Back to the left hand side and here’s a very nice feature – you can search the content of any module. Here, I’ve searched for “therapy” on my page of PubMed feeds. Notice how those with no results have collapsed and the feed with results is open, with the text highlighted. On the left of this image I’ve opened up the main menu to give you an idea of its contents.
Over to the right again and this thumbnail illustrates some search modules. We’ve got map search, web search, blog search, podcast search and video search. Notice the range of search services that each module provides – always more than one. There are many more search modules in addition to these.
Moving to the left once more (dizzy yet?), here’s a page with modules that access digital image services. There’s an image search module (again, several search sites and a nice interface) and multiple modules for Flickr that can display photos from you, your contacts, a random selection, latest uploads or pretty much anything that you like.
Finally, bottom right, a page showing that you can include your Google services in Netvibes modules. OK, it’s not all good news. The Gmail module is as useless as the current iGoogle version – there’s never email in my Inbox, people – and the Google calendar gadget isn’t easy to configure and needs some work. In principle though, you can see all your Google stuff and I’m sure that improved modules will roll out over time.
Netvibes modules in general boast a lot more functionality than their iGoogle counterparts. They can all be shared, duplicated, published to a public directory and themed. They also tend to display useful results in the module, rather than just acting as simple forms that redirect you to a new page.

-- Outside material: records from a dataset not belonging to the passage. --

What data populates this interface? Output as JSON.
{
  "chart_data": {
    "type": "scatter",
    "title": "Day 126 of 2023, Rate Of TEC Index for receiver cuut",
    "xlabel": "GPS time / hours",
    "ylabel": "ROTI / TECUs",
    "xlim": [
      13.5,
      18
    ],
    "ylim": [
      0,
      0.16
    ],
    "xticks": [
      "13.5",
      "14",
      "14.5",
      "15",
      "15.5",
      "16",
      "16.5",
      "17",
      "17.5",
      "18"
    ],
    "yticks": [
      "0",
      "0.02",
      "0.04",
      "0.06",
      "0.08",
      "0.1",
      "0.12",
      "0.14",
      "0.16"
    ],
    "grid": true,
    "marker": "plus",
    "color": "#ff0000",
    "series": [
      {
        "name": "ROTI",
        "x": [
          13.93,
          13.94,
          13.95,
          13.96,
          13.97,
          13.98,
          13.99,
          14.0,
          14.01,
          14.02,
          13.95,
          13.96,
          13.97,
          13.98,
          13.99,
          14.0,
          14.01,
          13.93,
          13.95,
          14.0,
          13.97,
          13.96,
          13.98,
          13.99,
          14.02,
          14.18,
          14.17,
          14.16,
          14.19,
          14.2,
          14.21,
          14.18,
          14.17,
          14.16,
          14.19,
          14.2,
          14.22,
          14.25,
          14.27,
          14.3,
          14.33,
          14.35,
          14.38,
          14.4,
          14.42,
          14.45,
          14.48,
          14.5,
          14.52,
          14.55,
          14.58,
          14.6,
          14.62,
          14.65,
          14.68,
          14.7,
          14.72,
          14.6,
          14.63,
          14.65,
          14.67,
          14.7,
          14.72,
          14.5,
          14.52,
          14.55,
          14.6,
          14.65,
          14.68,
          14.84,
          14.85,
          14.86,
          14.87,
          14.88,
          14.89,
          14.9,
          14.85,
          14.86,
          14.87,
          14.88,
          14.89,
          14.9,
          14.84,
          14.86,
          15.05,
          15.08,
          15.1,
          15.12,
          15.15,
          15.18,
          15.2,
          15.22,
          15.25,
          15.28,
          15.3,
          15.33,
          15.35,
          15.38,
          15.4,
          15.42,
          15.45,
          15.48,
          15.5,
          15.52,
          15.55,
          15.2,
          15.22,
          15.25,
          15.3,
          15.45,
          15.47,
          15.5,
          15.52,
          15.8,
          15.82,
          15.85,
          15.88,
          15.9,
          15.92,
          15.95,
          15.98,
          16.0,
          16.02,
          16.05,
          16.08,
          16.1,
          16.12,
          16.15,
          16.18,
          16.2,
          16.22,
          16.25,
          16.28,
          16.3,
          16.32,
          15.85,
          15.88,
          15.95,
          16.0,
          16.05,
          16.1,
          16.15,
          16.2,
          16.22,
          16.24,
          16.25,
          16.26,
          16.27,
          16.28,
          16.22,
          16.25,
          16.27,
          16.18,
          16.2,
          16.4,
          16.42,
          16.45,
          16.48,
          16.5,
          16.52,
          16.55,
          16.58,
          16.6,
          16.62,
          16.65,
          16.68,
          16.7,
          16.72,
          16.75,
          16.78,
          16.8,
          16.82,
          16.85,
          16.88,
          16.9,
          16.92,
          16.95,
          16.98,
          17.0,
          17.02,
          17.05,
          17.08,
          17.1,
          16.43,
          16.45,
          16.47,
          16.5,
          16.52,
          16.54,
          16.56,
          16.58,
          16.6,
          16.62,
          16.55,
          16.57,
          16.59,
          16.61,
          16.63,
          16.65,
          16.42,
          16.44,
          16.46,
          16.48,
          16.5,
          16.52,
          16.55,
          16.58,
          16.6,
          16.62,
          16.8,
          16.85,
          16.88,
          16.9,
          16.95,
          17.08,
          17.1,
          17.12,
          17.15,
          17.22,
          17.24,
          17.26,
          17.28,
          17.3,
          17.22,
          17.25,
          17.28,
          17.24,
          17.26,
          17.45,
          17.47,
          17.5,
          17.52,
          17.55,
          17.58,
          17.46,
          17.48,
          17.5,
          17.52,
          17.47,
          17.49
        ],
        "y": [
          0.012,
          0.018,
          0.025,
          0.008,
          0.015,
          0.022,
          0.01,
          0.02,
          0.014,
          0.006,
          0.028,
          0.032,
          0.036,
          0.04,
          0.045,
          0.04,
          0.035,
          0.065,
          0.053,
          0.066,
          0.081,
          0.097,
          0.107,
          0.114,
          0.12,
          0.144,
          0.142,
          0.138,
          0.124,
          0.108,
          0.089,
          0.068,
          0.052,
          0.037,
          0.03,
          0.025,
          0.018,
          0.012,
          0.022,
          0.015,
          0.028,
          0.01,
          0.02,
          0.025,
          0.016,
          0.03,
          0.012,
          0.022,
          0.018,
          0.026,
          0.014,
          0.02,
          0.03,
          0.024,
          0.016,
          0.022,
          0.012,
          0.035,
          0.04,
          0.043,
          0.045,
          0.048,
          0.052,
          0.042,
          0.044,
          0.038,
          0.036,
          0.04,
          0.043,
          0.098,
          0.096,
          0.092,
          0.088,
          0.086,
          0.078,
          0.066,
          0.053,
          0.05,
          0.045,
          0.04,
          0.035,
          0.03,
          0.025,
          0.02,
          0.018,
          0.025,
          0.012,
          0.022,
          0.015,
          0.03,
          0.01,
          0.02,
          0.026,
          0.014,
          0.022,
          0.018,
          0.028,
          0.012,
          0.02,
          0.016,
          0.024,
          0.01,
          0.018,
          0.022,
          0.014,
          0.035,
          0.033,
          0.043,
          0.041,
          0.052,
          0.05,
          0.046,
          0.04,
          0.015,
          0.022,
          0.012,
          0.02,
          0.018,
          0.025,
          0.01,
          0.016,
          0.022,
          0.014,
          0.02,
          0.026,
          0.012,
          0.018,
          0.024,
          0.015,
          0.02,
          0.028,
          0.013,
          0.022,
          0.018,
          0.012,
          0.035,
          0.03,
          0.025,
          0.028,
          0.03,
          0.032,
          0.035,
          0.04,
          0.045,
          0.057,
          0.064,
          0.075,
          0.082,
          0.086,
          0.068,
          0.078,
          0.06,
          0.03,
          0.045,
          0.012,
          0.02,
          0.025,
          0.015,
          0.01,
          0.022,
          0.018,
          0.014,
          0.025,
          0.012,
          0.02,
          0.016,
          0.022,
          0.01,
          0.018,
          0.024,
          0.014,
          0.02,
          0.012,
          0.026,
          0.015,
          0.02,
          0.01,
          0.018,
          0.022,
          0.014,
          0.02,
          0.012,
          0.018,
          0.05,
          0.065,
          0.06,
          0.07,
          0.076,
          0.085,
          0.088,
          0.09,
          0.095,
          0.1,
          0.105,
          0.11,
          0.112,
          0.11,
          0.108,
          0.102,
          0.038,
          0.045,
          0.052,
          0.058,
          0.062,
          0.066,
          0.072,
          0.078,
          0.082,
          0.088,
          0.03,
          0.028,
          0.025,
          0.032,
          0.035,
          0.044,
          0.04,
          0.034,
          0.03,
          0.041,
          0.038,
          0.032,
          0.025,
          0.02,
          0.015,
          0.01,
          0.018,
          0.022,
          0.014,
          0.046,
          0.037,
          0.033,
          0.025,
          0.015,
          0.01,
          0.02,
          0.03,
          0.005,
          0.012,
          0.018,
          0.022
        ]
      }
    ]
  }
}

I’m impressed with Netvibes. Google may be the king of search but increasingly I feel that when it comes to web 2.0 apps, they’re playing catch-up with other companies (iGoogle versus Netvibes, Docs versus Zoho). Having said that, there are aspects of Netvibes that make me think twice about using it:
- It’s a time sink – you could spend hours, days in there, configuring to your hearts content
- It’s pretty but quite “busy” – and will load slowly with quite a load on your CPU if you go overboard. In some ways I find iGoogle cleaner and simpler.

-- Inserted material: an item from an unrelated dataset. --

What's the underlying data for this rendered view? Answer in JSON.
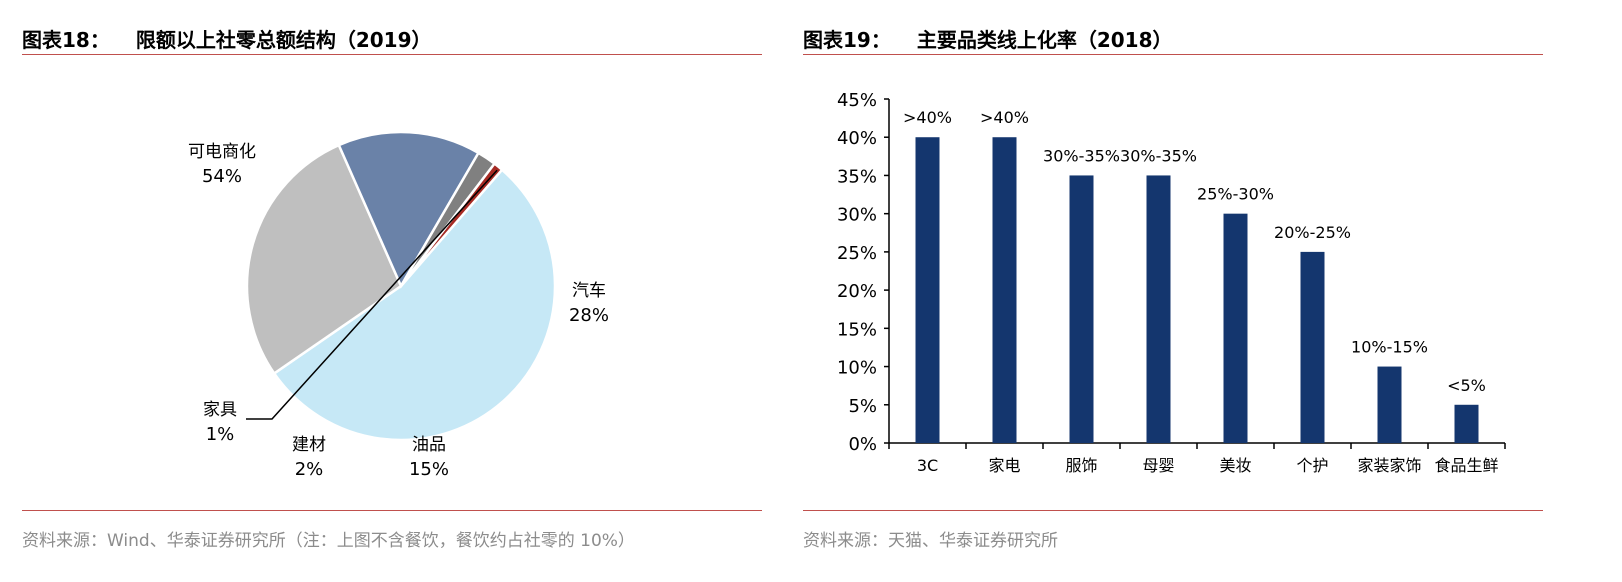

- So far as possible, I like to reduce the number of sites that I use for work and storage – if I can do it all at Google, I will
- Security – I’m trusting my logins for numerous sites to a bunch of module code written by people about whom I know very little. I guess that’s also an issue with iGoogle and other online services that access each other.
It’s all about choice – so consider Netvibes if iGoogle isn’t doing it for you.